More evidence is coming to light showing that various dumbing down reforms are not really cost effective or safe. GPs with a special interest (GPwSIs) are really a very poor alternative to proper specialists, and this is evidenced by their cost effectiveness. While the dangers of nurse prescribing have already been written about in many quarters, here is yet more ammunition in the locker demonstrating how an inadequate level of training may well impact on standards of care:

"We may expect a marked escalation of preventable prescription-related disease from independent nurse prescribing on the basis of these figures."

Whether it be in the form of pharmacists acting as family doctors, nurses acting as doctors or GPSIs acting as specialists; the trend is a dangerous one away from proper training and high standards of care, towards dumbed down training and lower standards of care. That's progress for you.

4 comments:

Unknown said...

Professor David Colquhoun reports the following in his post 'Can you trust Boots' (http://dcscience.net/?p=191). The overall theme is Boots's promotion of homeopathy but this particular vignette is relevant to your dumbing down concern:

"Dangerous advice from Boots: a small sting.

I have been into several Boots stores, sought out the most senior pharmacist that I can find, and asked them the following question. “I have a 5 year old son who has had diarrhoea for three days now. Please can you recommend a natural remedy”. The response was interesting. In every case but one, the pharmacist reached for a copy of the Boots pamphlet on homeopathy, and thumbed through it, while desperately, but unsuccessfuly, trying to retain an air of professional authority. Then one or another homeopathic treatment from the booklet was recommended. In only one case out of six did the pharmacist even mention the right answer (GP and rehydration). One pharmacist, who turned out to have qualified in Germany, was very insistent that homeopathic treatment was inappropriate and that I should should start rehydration and take the child to the GP. The other five, including one who had an impressive-looking badge saying “consultant pharmacist”, did not even mention rehydration.
Conclusion The education of the pharmacists was clearly insufficient for them to give reliable advice. On the contrary, their advice was downright dangerous."

The Welsh Pharmacist said...

That really, really, really boils my fucking piss. And is about what I'd expect off the typical brainwashed Boots "pharmacist", and the whole culture of that company.

Try complaining about their promotion of homeopathy to the RPSGB.

I'd do it myself, but I don't really want to come to the attention of my governing body's Big Cheeses anymore...

Garth Marenghi said...

thanks for highlighting these issues, will try to investigate further

Anonymous said...

did you notice this 'opportunity', as New Labour might call it, is only for people exempt from prescription charges? A poor service for the poor, chronically ill, and old.
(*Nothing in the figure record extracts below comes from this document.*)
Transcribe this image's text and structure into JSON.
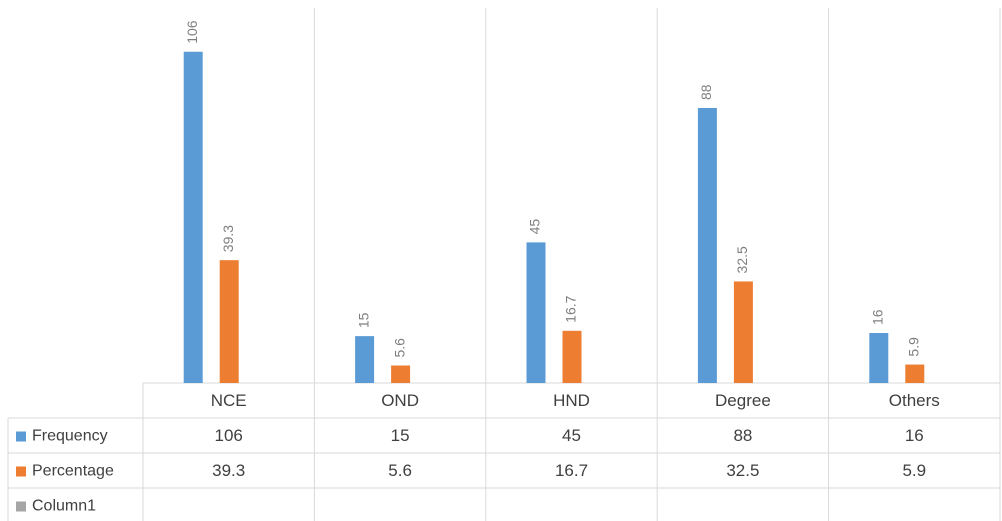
{
  "chart_data": {
    "type": "bar",
    "categories": [
      "NCE",
      "OND",
      "HND",
      "Degree",
      "Others"
    ],
    "series": [
      {
        "name": "Frequency",
        "color": "#5b9bd5",
        "values": [
          106,
          15,
          45,
          88,
          16
        ]
      },
      {
        "name": "Percentage",
        "color": "#ed7d31",
        "values": [
          39.3,
          5.6,
          16.7,
          32.5,
          5.9
        ]
      },
      {
        "name": "Column1",
        "color": "#a5a5a5",
        "values": [
          null,
          null,
          null,
          null,
          null
        ]
      }
    ],
    "ylim": [
      0,
      120
    ]
  }
}
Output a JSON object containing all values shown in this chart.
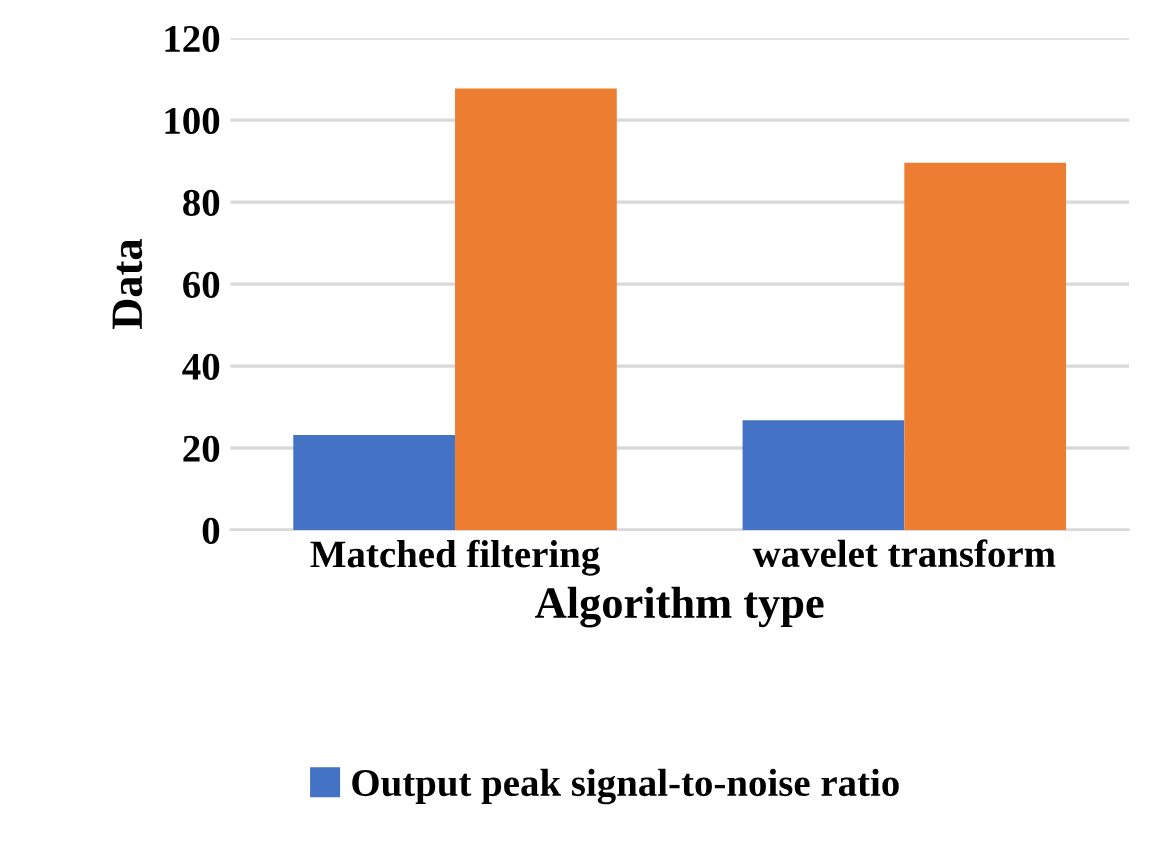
{
  "chart_data": {
    "type": "bar",
    "xlabel": "Algorithm type",
    "ylabel": "Data",
    "categories": [
      "Matched filtering",
      "wavelet transform"
    ],
    "series": [
      {
        "name": "Output peak signal-to-noise ratio",
        "color": "#4472c4",
        "values": [
          23.2,
          26.8
        ]
      },
      {
        "color": "#ed7d31",
        "values": [
          107.7,
          89.6
        ]
      }
    ],
    "ylim": [
      0,
      120
    ],
    "yticks": [
      0,
      20,
      40,
      60,
      80,
      100,
      120
    ],
    "grid": "y",
    "legend": "bottom"
  }
}
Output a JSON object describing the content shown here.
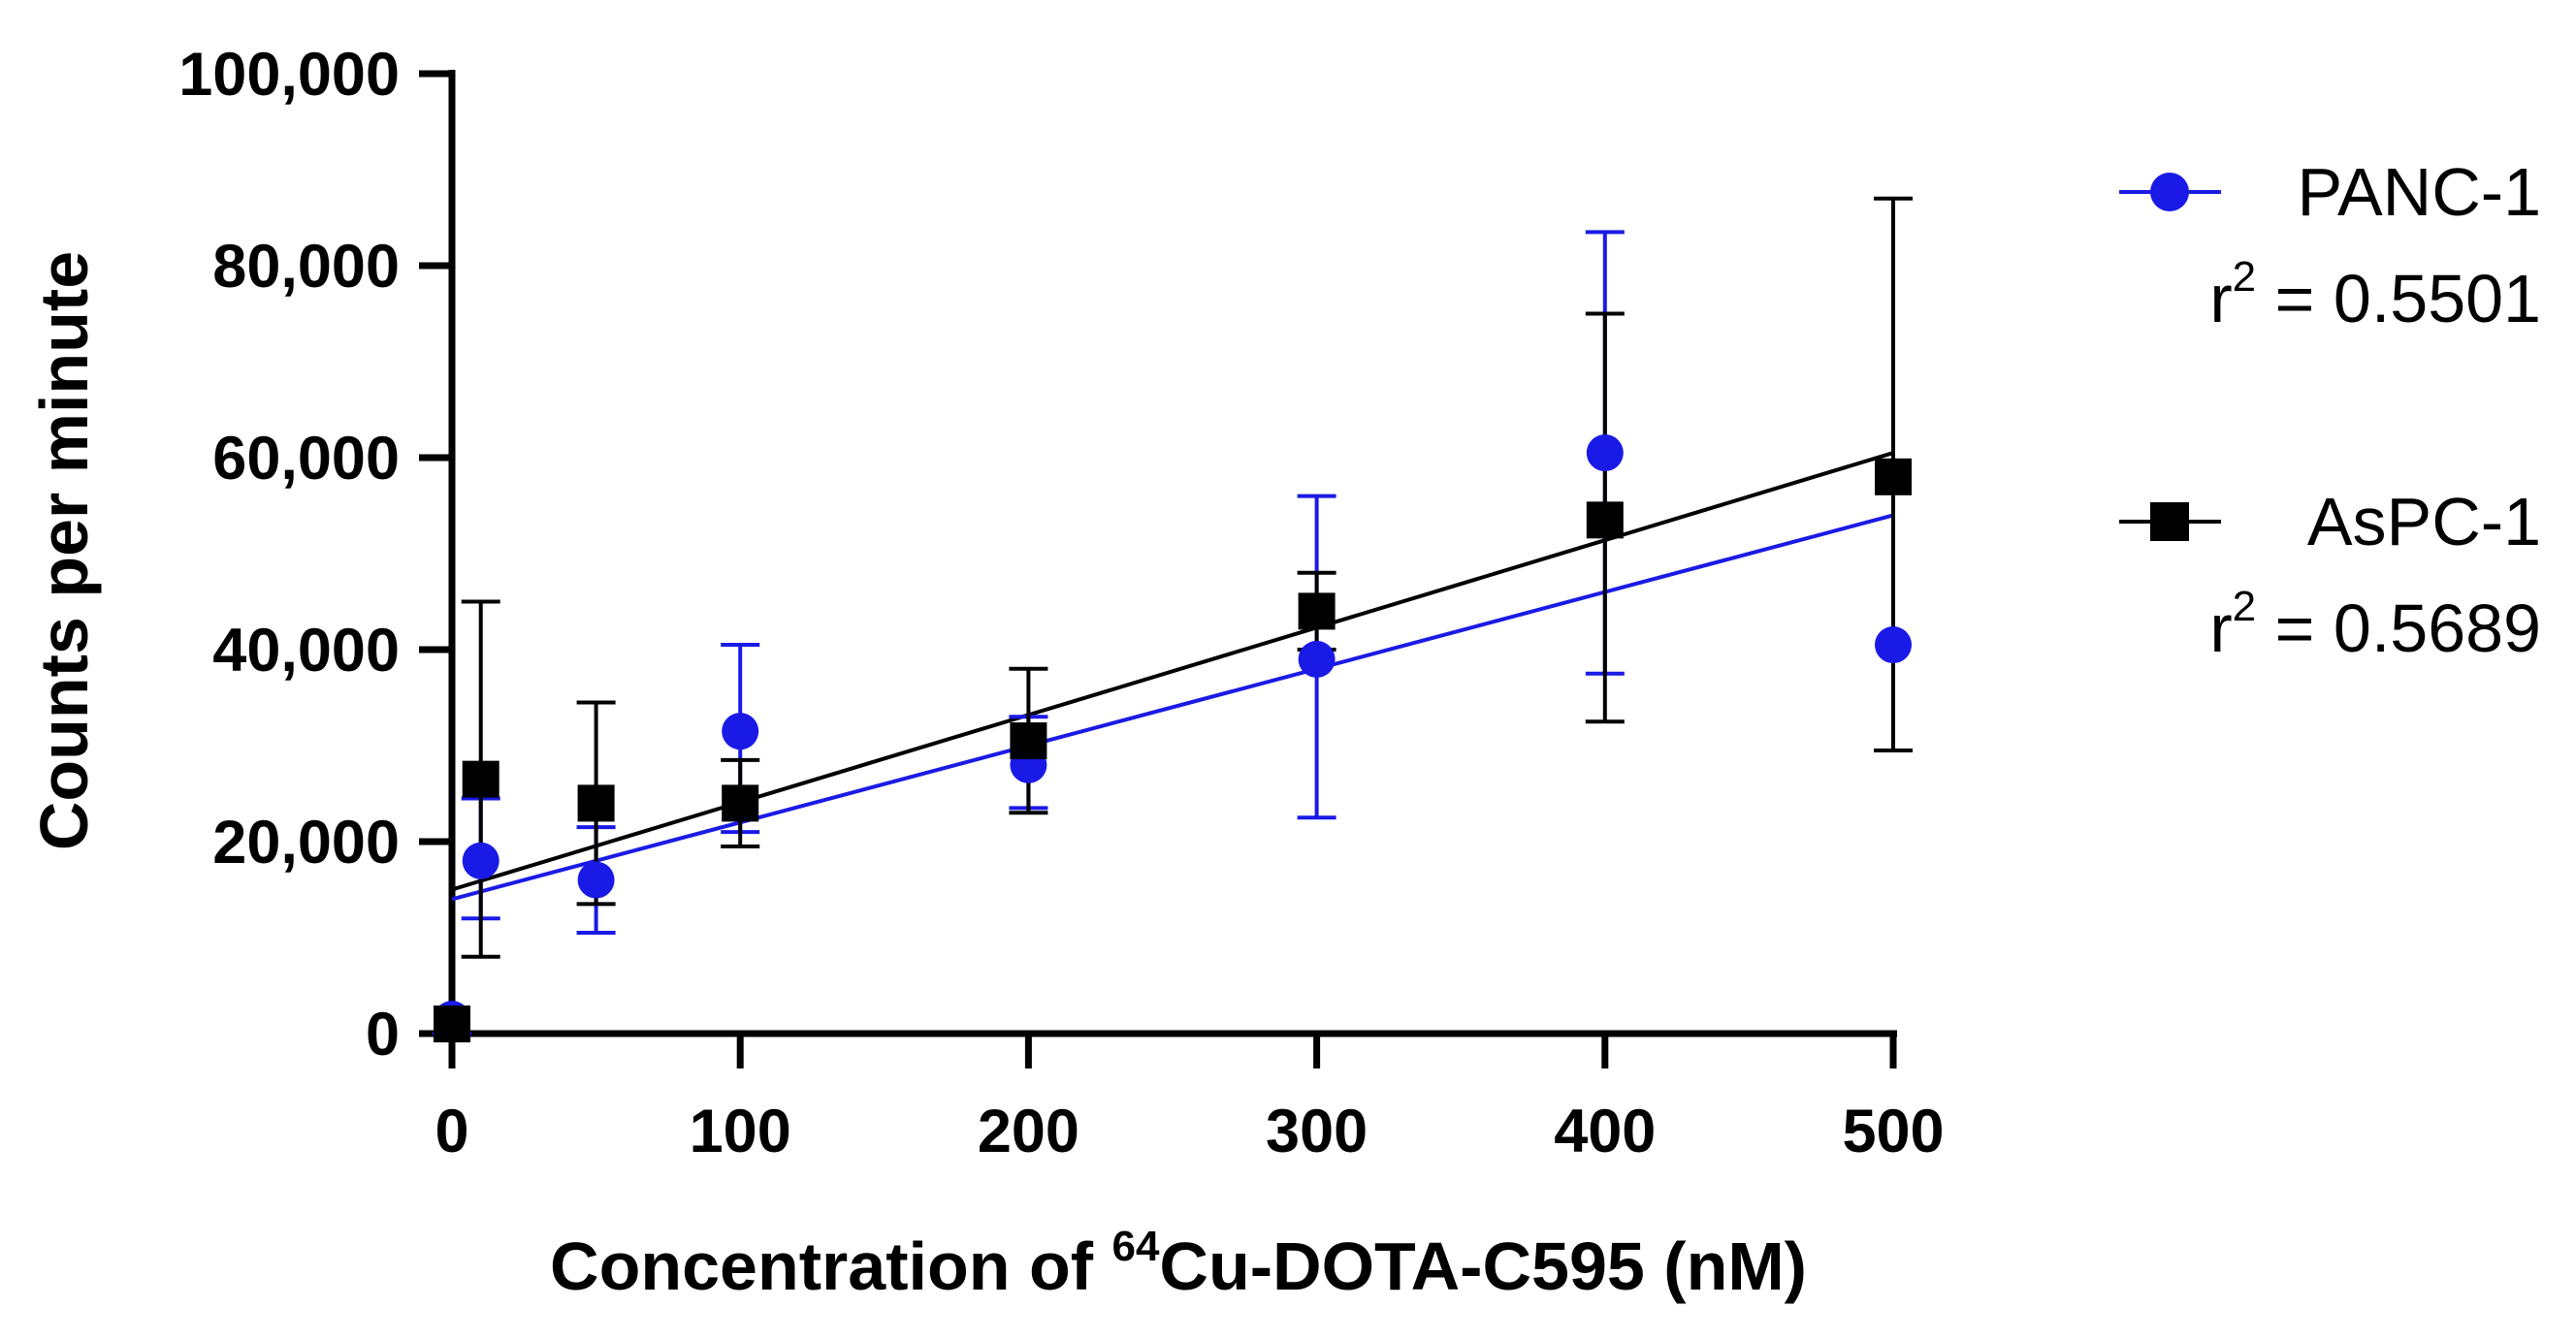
{
  "chart_data": {
    "type": "scatter",
    "xlabel_prefix": "Concentration of ",
    "xlabel_sup": "64",
    "xlabel_suffix": "Cu-DOTA-C595 (nM)",
    "ylabel": "Counts per minute",
    "xlim": [
      0,
      500
    ],
    "ylim": [
      0,
      100000
    ],
    "x_ticks": [
      0,
      100,
      200,
      300,
      400,
      500
    ],
    "x_tick_labels": [
      "0",
      "100",
      "200",
      "300",
      "400",
      "500"
    ],
    "y_ticks": [
      0,
      20000,
      40000,
      60000,
      80000,
      100000
    ],
    "y_tick_labels": [
      "0",
      "20,000",
      "40,000",
      "60,000",
      "80,000",
      "100,000"
    ],
    "grid": false,
    "legend_position": "right",
    "series": [
      {
        "name": "PANC-1",
        "r2_prefix": "r",
        "r2_sup": "2",
        "r2_value": " = 0.5501",
        "color": "#1a1ae6",
        "marker": "circle",
        "x": [
          0,
          10,
          50,
          100,
          200,
          300,
          400,
          500
        ],
        "y": [
          1500,
          18000,
          16000,
          31500,
          28000,
          39000,
          60500,
          40500
        ],
        "err_upper": [
          0,
          24500,
          21500,
          40500,
          33000,
          56000,
          83500,
          40500
        ],
        "err_lower": [
          0,
          12000,
          10500,
          21000,
          23500,
          22500,
          37500,
          40500
        ],
        "fit": {
          "intercept": 14000,
          "slope": 80
        }
      },
      {
        "name": "AsPC-1",
        "r2_prefix": "r",
        "r2_sup": "2",
        "r2_value": " = 0.5689",
        "color": "#000000",
        "marker": "square",
        "x": [
          0,
          10,
          50,
          100,
          200,
          300,
          400,
          500
        ],
        "y": [
          1000,
          26500,
          24000,
          24000,
          30500,
          44000,
          53500,
          58000
        ],
        "err_upper": [
          1000,
          45000,
          34500,
          28500,
          38000,
          48000,
          75000,
          87000
        ],
        "err_lower": [
          1000,
          8000,
          13500,
          19500,
          23000,
          40000,
          32500,
          29500
        ],
        "fit": {
          "intercept": 15000,
          "slope": 91
        }
      }
    ]
  }
}
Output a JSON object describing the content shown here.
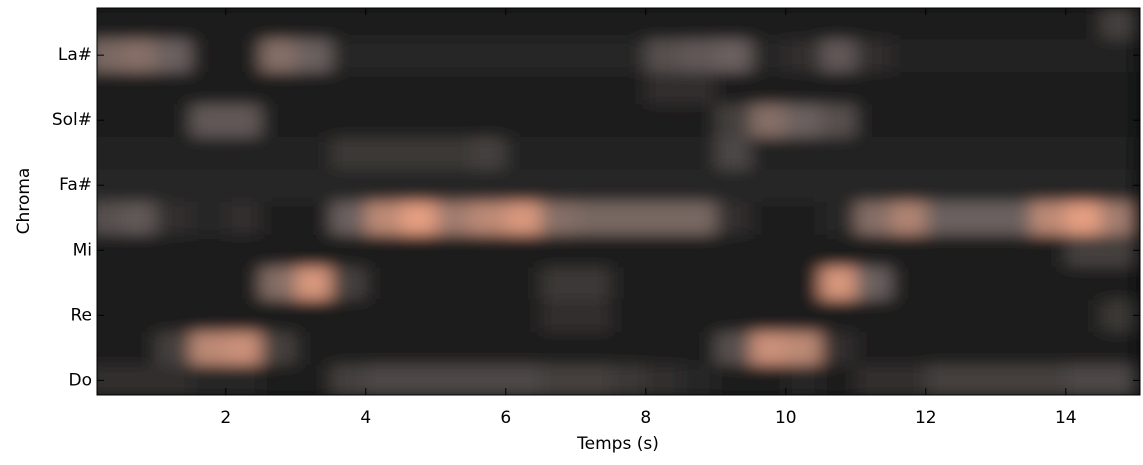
{
  "chart_data": {
    "type": "heatmap",
    "xlabel": "Temps (s)",
    "ylabel": "Chroma",
    "xlim": [
      0.16,
      15.06
    ],
    "ylim": [
      -0.45,
      11.45
    ],
    "xticks": [
      2,
      4,
      6,
      8,
      10,
      12,
      14
    ],
    "yticks": [
      {
        "value": 0,
        "label": "Do"
      },
      {
        "value": 2,
        "label": "Re"
      },
      {
        "value": 4,
        "label": "Mi"
      },
      {
        "value": 6,
        "label": "Fa#"
      },
      {
        "value": 8,
        "label": "Sol#"
      },
      {
        "value": 10,
        "label": "La#"
      }
    ],
    "colormap": [
      "#0b0d0e",
      "#6a605e",
      "#f3a585"
    ],
    "x": [
      0.25,
      0.75,
      1.25,
      1.75,
      2.25,
      2.75,
      3.25,
      3.75,
      4.25,
      4.75,
      5.25,
      5.75,
      6.25,
      6.75,
      7.25,
      7.75,
      8.25,
      8.75,
      9.25,
      9.75,
      10.25,
      10.75,
      11.25,
      11.75,
      12.25,
      12.75,
      13.25,
      13.75,
      14.25,
      14.75
    ],
    "z": [
      [
        0.2,
        0.2,
        0.2,
        0.15,
        0.15,
        0.1,
        0.1,
        0.3,
        0.35,
        0.35,
        0.35,
        0.35,
        0.35,
        0.3,
        0.3,
        0.25,
        0.2,
        0.15,
        0.1,
        0.1,
        0.15,
        0.1,
        0.2,
        0.2,
        0.3,
        0.3,
        0.3,
        0.3,
        0.35,
        0.35
      ],
      [
        0.1,
        0.1,
        0.3,
        0.8,
        0.85,
        0.3,
        0.1,
        0.1,
        0.1,
        0.1,
        0.1,
        0.1,
        0.1,
        0.1,
        0.1,
        0.1,
        0.1,
        0.1,
        0.4,
        0.85,
        0.8,
        0.2,
        0.1,
        0.1,
        0.1,
        0.1,
        0.1,
        0.1,
        0.1,
        0.1
      ],
      [
        0.08,
        0.08,
        0.08,
        0.08,
        0.08,
        0.08,
        0.08,
        0.08,
        0.08,
        0.08,
        0.08,
        0.08,
        0.08,
        0.2,
        0.2,
        0.08,
        0.08,
        0.08,
        0.08,
        0.08,
        0.08,
        0.08,
        0.08,
        0.08,
        0.08,
        0.08,
        0.08,
        0.08,
        0.08,
        0.25
      ],
      [
        0.08,
        0.08,
        0.08,
        0.08,
        0.08,
        0.6,
        0.9,
        0.3,
        0.08,
        0.08,
        0.08,
        0.08,
        0.08,
        0.25,
        0.25,
        0.08,
        0.08,
        0.08,
        0.08,
        0.08,
        0.08,
        0.9,
        0.5,
        0.08,
        0.08,
        0.08,
        0.08,
        0.08,
        0.08,
        0.08
      ],
      [
        0.1,
        0.1,
        0.1,
        0.1,
        0.1,
        0.1,
        0.1,
        0.1,
        0.1,
        0.1,
        0.1,
        0.1,
        0.1,
        0.1,
        0.1,
        0.1,
        0.1,
        0.1,
        0.1,
        0.1,
        0.1,
        0.1,
        0.1,
        0.1,
        0.1,
        0.1,
        0.1,
        0.1,
        0.3,
        0.3
      ],
      [
        0.4,
        0.45,
        0.2,
        0.15,
        0.2,
        0.1,
        0.1,
        0.5,
        0.8,
        0.95,
        0.7,
        0.8,
        0.9,
        0.6,
        0.55,
        0.55,
        0.55,
        0.55,
        0.2,
        0.1,
        0.1,
        0.15,
        0.6,
        0.75,
        0.5,
        0.5,
        0.5,
        0.8,
        0.95,
        0.7
      ],
      [
        0.15,
        0.15,
        0.15,
        0.15,
        0.15,
        0.15,
        0.15,
        0.15,
        0.15,
        0.15,
        0.15,
        0.15,
        0.15,
        0.15,
        0.15,
        0.15,
        0.15,
        0.15,
        0.15,
        0.15,
        0.15,
        0.15,
        0.15,
        0.15,
        0.15,
        0.15,
        0.15,
        0.15,
        0.15,
        0.15
      ],
      [
        0.12,
        0.12,
        0.12,
        0.12,
        0.12,
        0.12,
        0.12,
        0.25,
        0.25,
        0.25,
        0.25,
        0.3,
        0.12,
        0.12,
        0.12,
        0.12,
        0.12,
        0.12,
        0.35,
        0.12,
        0.12,
        0.12,
        0.12,
        0.12,
        0.12,
        0.12,
        0.12,
        0.12,
        0.12,
        0.12
      ],
      [
        0.1,
        0.1,
        0.1,
        0.45,
        0.45,
        0.1,
        0.1,
        0.1,
        0.1,
        0.1,
        0.1,
        0.1,
        0.1,
        0.1,
        0.1,
        0.1,
        0.1,
        0.1,
        0.3,
        0.6,
        0.5,
        0.4,
        0.1,
        0.1,
        0.1,
        0.1,
        0.1,
        0.1,
        0.1,
        0.1
      ],
      [
        0.1,
        0.1,
        0.1,
        0.1,
        0.1,
        0.1,
        0.1,
        0.1,
        0.1,
        0.1,
        0.1,
        0.1,
        0.1,
        0.1,
        0.1,
        0.1,
        0.2,
        0.2,
        0.1,
        0.1,
        0.1,
        0.1,
        0.1,
        0.1,
        0.1,
        0.1,
        0.1,
        0.1,
        0.1,
        0.1
      ],
      [
        0.55,
        0.6,
        0.5,
        0.1,
        0.1,
        0.6,
        0.5,
        0.15,
        0.15,
        0.15,
        0.15,
        0.15,
        0.15,
        0.15,
        0.15,
        0.15,
        0.4,
        0.45,
        0.5,
        0.15,
        0.2,
        0.45,
        0.2,
        0.12,
        0.12,
        0.12,
        0.12,
        0.12,
        0.12,
        0.12
      ],
      [
        0.1,
        0.1,
        0.1,
        0.1,
        0.1,
        0.1,
        0.1,
        0.1,
        0.1,
        0.1,
        0.1,
        0.1,
        0.1,
        0.1,
        0.1,
        0.1,
        0.1,
        0.1,
        0.1,
        0.1,
        0.1,
        0.1,
        0.1,
        0.1,
        0.1,
        0.1,
        0.1,
        0.1,
        0.1,
        0.3
      ]
    ]
  }
}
When the ******* Welsh Assembly brings it here -- and I bet they will -- they'll have to find another way of excluding people who might complain about it.

(My nearest Boots has already 'refurbished', adding a 'consulting room'. And, BTW, it does seem to have added a lot of homeopathic remedies. I'm not all that well at the moment but nor am I ill enough to need to see a doctor so I might try asking for 'natural' remedies to get you some more ammunition.)